Infelizmente, temos de reconhecer que a página do Evangelho de hoje não é virgem. Não foi um caso ocasional que aconteceu na história da relação dos discípulos entre si. O quotidiano das nossas vidas é um procurar o primeiro lugar, um ser mais importante do que o outro, um exigir que nos considerem e respeitem. Jesus não hesita em condenar esta sede de protagonismo que está em tantos padres e tantos leigos. Para estar no primeiro lugar é necessário dar espaços aos outros, passar para último e crescer na aventura de ser servo de todos.
Depois S. Tiago denuncia uma atitude frequentíssima nas nossas comunidades. A inveja e as rivalidades ocupam o lugar que a sabedoria do amor deveria ter. Cobiçamos e porque não alcançamos os nossos intentos, assassinamos os outros com críticas e suspeições. Somos invejosos e porque não conseguimos o que pretendemos, armamos conflitos e guerras. Não precisaremos de rever as nossas atitudes nas comunidades para reconhecer que necessitamos de muita conversão?
Nesta Igreja sinodal, a interiorizar nos grupos sinodais que irão surgir, não podemos desconsiderar o programa Pastoral que nos diz que, prioritariamente, a sinodalidade consiste em cuidar das feridas. Os grupos não nos vão fechar na reflexão.
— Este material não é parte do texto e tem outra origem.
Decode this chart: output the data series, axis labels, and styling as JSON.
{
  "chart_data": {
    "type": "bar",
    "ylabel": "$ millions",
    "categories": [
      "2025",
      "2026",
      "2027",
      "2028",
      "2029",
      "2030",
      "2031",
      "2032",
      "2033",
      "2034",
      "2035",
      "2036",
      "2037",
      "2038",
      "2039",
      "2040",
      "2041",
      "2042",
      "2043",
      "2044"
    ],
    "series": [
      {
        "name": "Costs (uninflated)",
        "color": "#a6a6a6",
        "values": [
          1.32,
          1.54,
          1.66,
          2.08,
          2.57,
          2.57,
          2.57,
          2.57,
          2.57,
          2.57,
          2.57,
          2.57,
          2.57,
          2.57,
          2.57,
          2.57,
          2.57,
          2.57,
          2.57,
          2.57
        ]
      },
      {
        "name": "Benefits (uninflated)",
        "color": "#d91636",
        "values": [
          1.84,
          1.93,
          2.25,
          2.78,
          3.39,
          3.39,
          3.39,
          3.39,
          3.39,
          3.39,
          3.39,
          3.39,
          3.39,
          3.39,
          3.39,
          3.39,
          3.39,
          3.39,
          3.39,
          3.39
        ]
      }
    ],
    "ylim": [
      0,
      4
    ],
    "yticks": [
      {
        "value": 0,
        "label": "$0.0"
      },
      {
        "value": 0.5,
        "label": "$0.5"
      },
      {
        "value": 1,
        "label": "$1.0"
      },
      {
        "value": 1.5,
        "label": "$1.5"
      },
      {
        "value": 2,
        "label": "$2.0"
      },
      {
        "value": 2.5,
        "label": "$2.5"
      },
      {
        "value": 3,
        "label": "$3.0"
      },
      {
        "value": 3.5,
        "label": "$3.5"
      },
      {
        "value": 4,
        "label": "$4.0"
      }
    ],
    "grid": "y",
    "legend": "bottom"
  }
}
Devem suscitar mais atenção às feridas humanas, nas famílias e nos jovens, para nos determos perante elas e derramarmos o óleo da consolação e o vinho da esperança.
Que Nossa Senhora do Alívio nos ajude a viver a graça deste momento. As crises geraram sempre novas oportunidades. Algo de novo deve nascer. Vamos gerar vida cuidando de todos com gestos de fraternidade, e apontar caminhos de ressurreição pelo testemunho que daremos sendo comunidades unidas no amor.